Am 2017-09-19 20:06, schrieb Jonathan Billings:
On Tue, Sep 19, 2017 at 07:59:00PM +0200, rainer@ultra-secure.de wrote:
With PHP, I try to stay as close to upstream as possible. If upstream EOLs a version, it's time to upgrade.
If you want something stable, don't run PHP.
Unfortunately, with that philosophy but not much systems management experience, you end up with custom-compiled and local installs of PHP that get no security updates, particularly as you get version lock-in by the web application developers, or when you have a sysadmin move on to a new position or company.

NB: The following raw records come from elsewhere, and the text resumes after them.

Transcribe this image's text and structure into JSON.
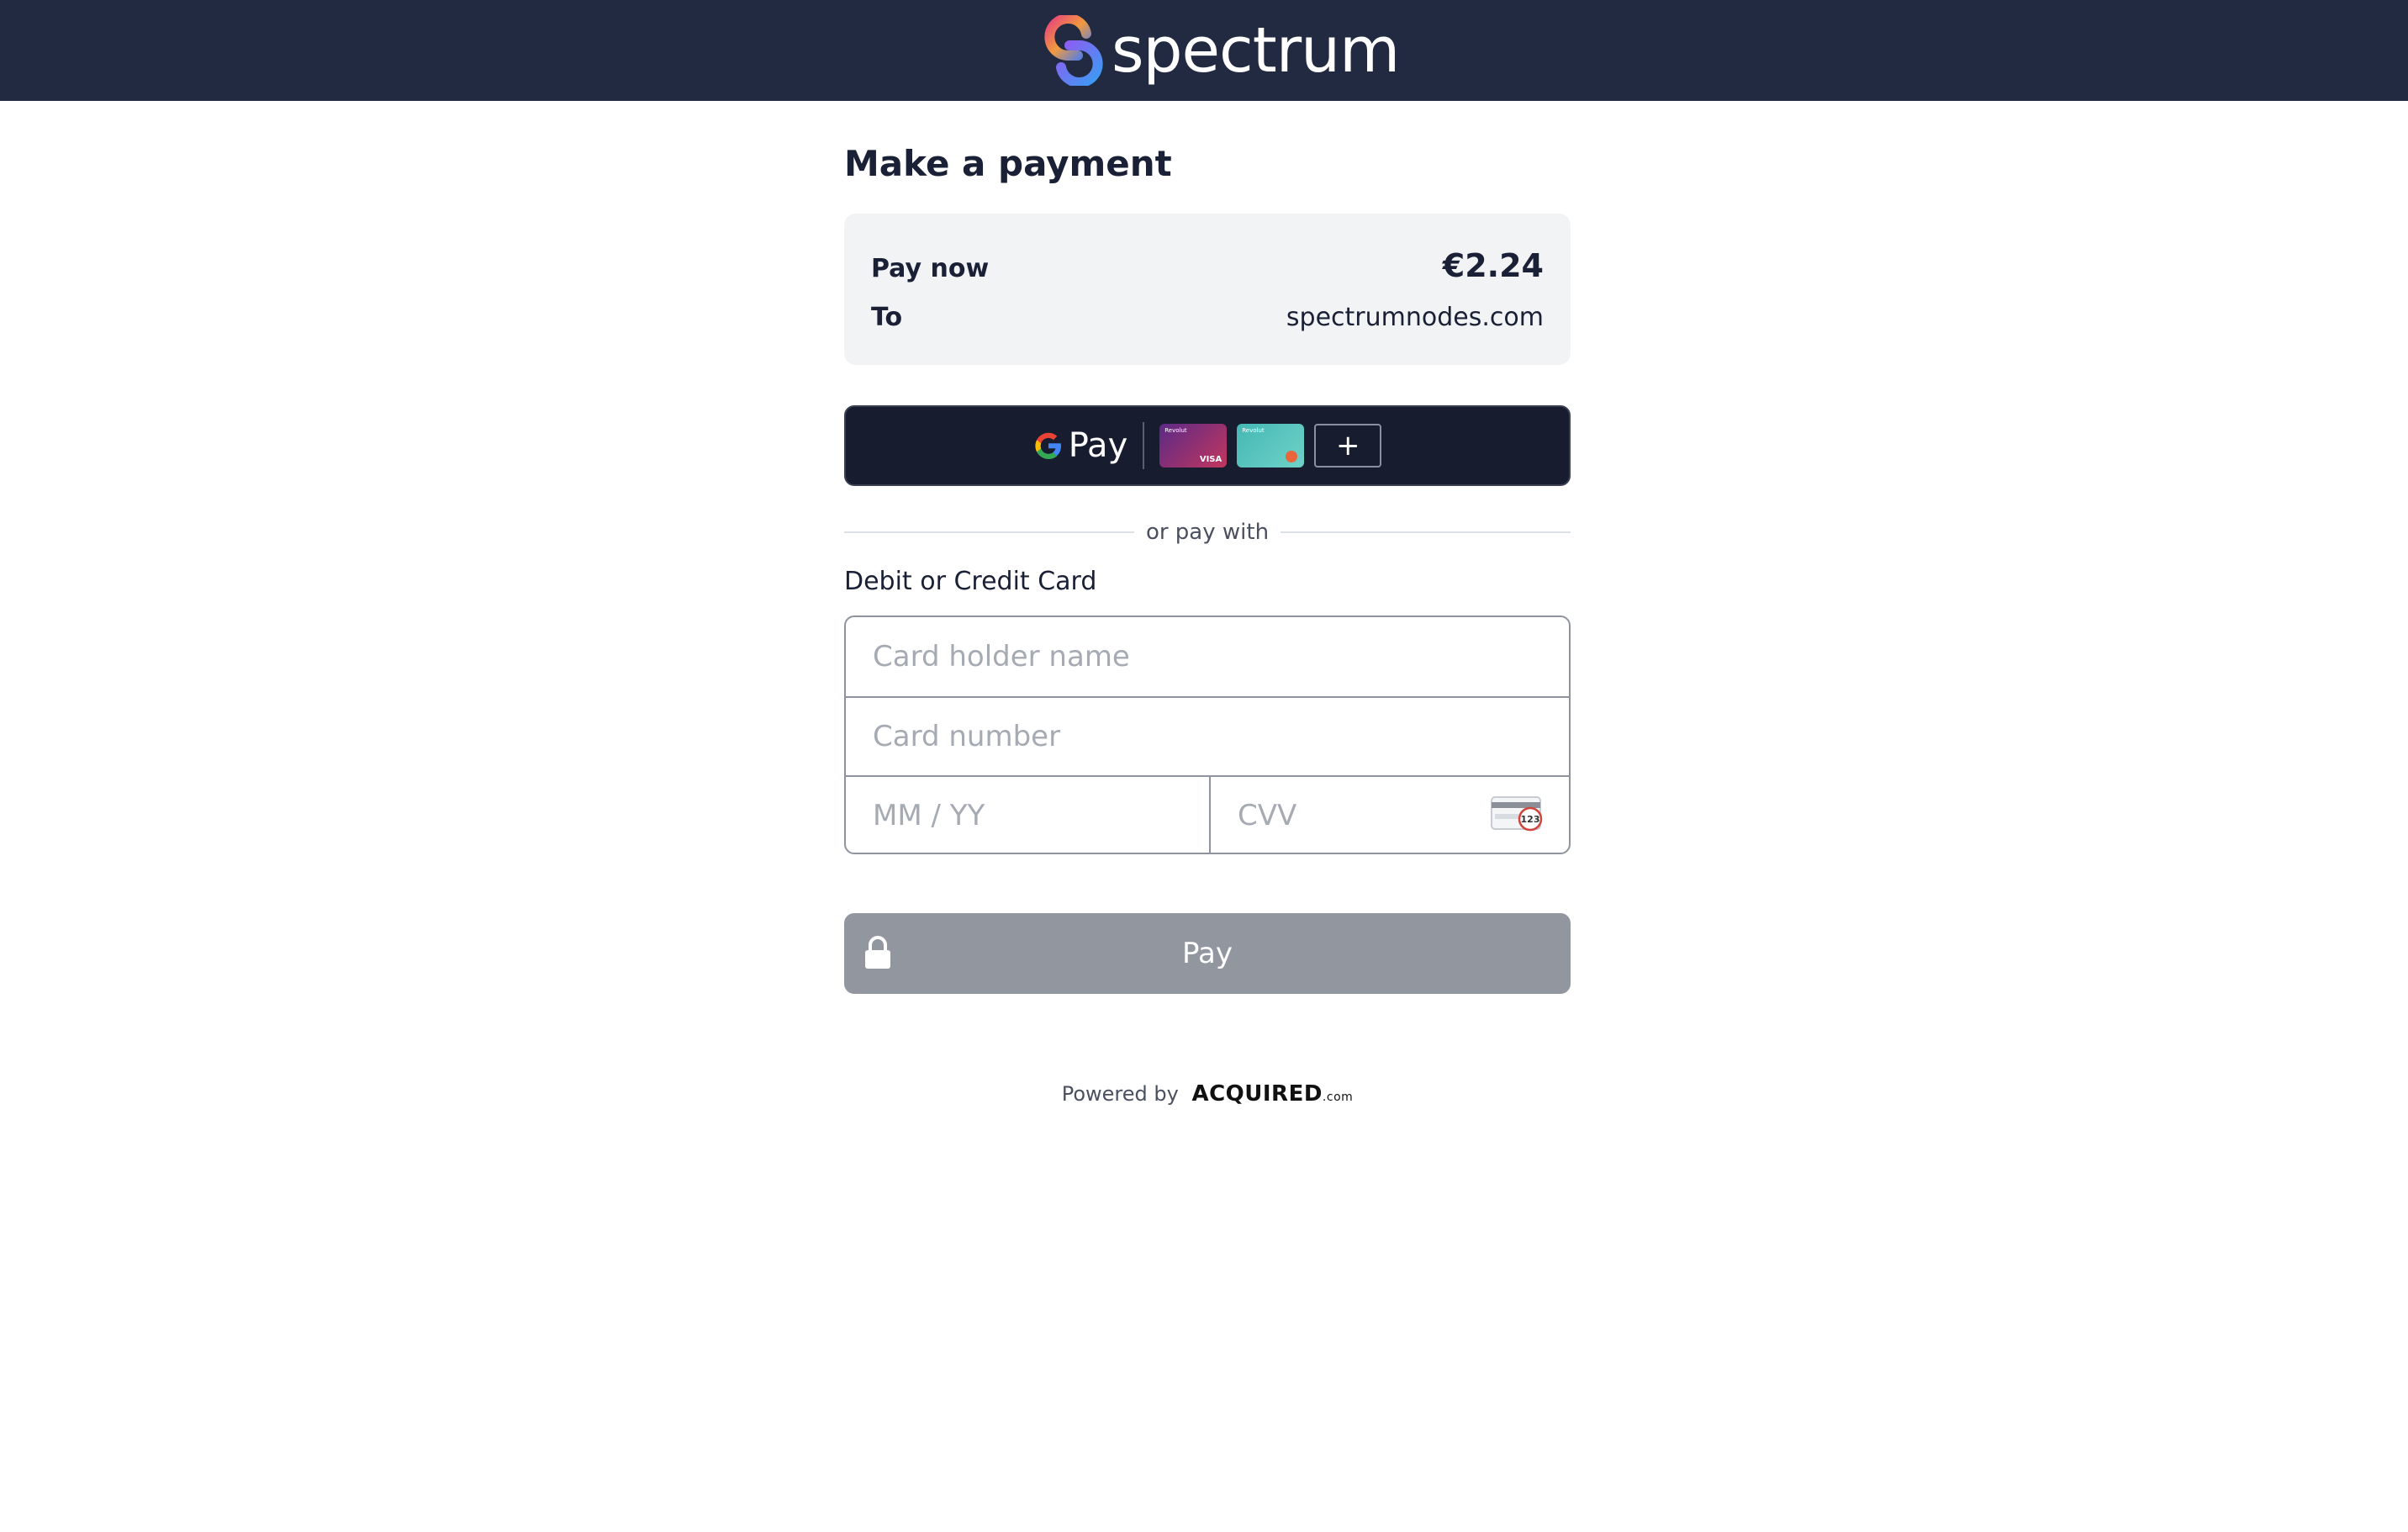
{
  "header": {
    "brand_name": "spectrum",
    "background": "#212a41"
  },
  "page": {
    "title": "Make a payment"
  },
  "summary": {
    "pay_now_label": "Pay now",
    "amount": "€2.24",
    "to_label": "To",
    "payee": "spectrumnodes.com"
  },
  "google_pay": {
    "label": "Pay",
    "card_brand_1": "VISA",
    "card_issuer": "Revolut",
    "add_label": "+"
  },
  "divider": {
    "text": "or pay with"
  },
  "card_section": {
    "label": "Debit or Credit Card",
    "cardholder_placeholder": "Card holder name",
    "card_number_placeholder": "Card number",
    "expiry_placeholder": "MM / YY",
    "cvv_placeholder": "CVV",
    "cvv_hint": "123"
  },
  "pay_button": {
    "label": "Pay",
    "icon": "lock-icon",
    "color": "#91969f"
  },
  "footer": {
    "powered_by": "Powered by",
    "provider": "ACQUIRED",
    "provider_suffix": ".com"
  }
}
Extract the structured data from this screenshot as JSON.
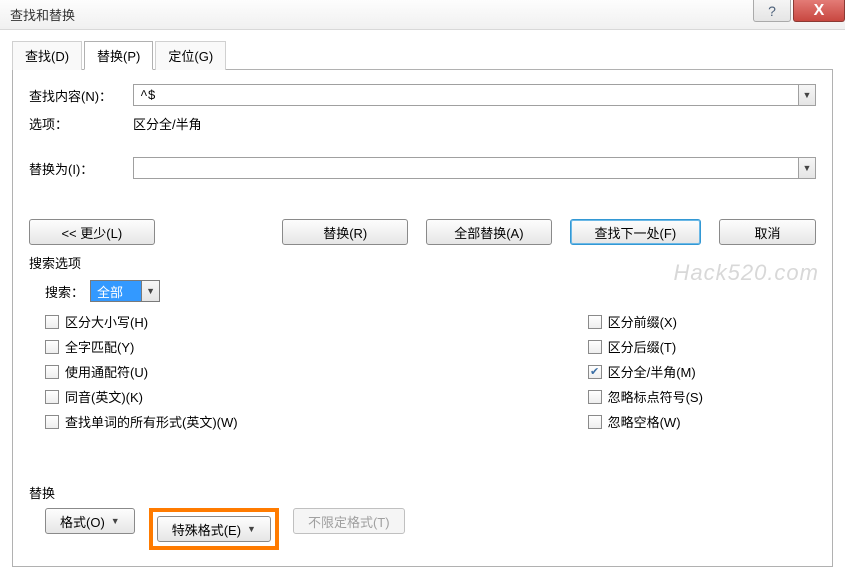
{
  "window": {
    "title": "查找和替换",
    "help_icon": "?",
    "close_icon": "X"
  },
  "tabs": {
    "find": "查找(D)",
    "replace": "替换(P)",
    "goto": "定位(G)"
  },
  "fields": {
    "find_label": "查找内容(N)：",
    "find_value": "^$",
    "options_label": "选项：",
    "options_value": "区分全/半角",
    "replace_label": "替换为(I)：",
    "replace_value": ""
  },
  "buttons": {
    "less": "<< 更少(L)",
    "replace": "替换(R)",
    "replace_all": "全部替换(A)",
    "find_next": "查找下一处(F)",
    "cancel": "取消"
  },
  "search_opts": {
    "heading": "搜索选项",
    "search_label": "搜索：",
    "search_value": "全部",
    "left": [
      {
        "label": "区分大小写(H)",
        "checked": false
      },
      {
        "label": "全字匹配(Y)",
        "checked": false
      },
      {
        "label": "使用通配符(U)",
        "checked": false
      },
      {
        "label": "同音(英文)(K)",
        "checked": false
      },
      {
        "label": "查找单词的所有形式(英文)(W)",
        "checked": false
      }
    ],
    "right": [
      {
        "label": "区分前缀(X)",
        "checked": false
      },
      {
        "label": "区分后缀(T)",
        "checked": false
      },
      {
        "label": "区分全/半角(M)",
        "checked": true
      },
      {
        "label": "忽略标点符号(S)",
        "checked": false
      },
      {
        "label": "忽略空格(W)",
        "checked": false
      }
    ]
  },
  "bottom": {
    "heading": "替换",
    "format": "格式(O)",
    "special": "特殊格式(E)",
    "noformat": "不限定格式(T)"
  },
  "watermark": "Hack520.com"
}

Yep. We've got a lot of those "abandoned" PHP webs that can't be moved because they only run on anything between PHP 4.4 and 5.5
Usually it's Typo3 or so. To move from Typo3 4.3 on PHP 5.3 to PHP 7, you'd have to upgrade to Typo3 6.something on that PHP5.3 host, then move that installation to a PHP 5.5 host, where you could upgrade to Typo3 7 LTS, which you could then move to a PHP 7 host. Obviously, none of the custom extensions and a lot of "hacks" would survive even the first upgrade/move - and thankfully usually everybody is sane enough to even think about doing that.
You'd have to start from scratch, which would cost the customer real money (would have to pay some agency to re-design the website), so it never gets done. This is especially true for customers from the hospitality sector, which are especially stingy for any kind of expenditures. Because, as everybody can see, the website still runs and as such it does not need an upgrade.
I think the statement "If you want something stable, don't run PHP" is a very wise statement though.
PHP is not stable in the same sense as RHEL 7 is stable. On RHEL, it's sort-of stable - but only for a rather small amount of PHP modules. And as such, it's not (IMO) useful for anything but legacy stuff that you can't move or upgrade.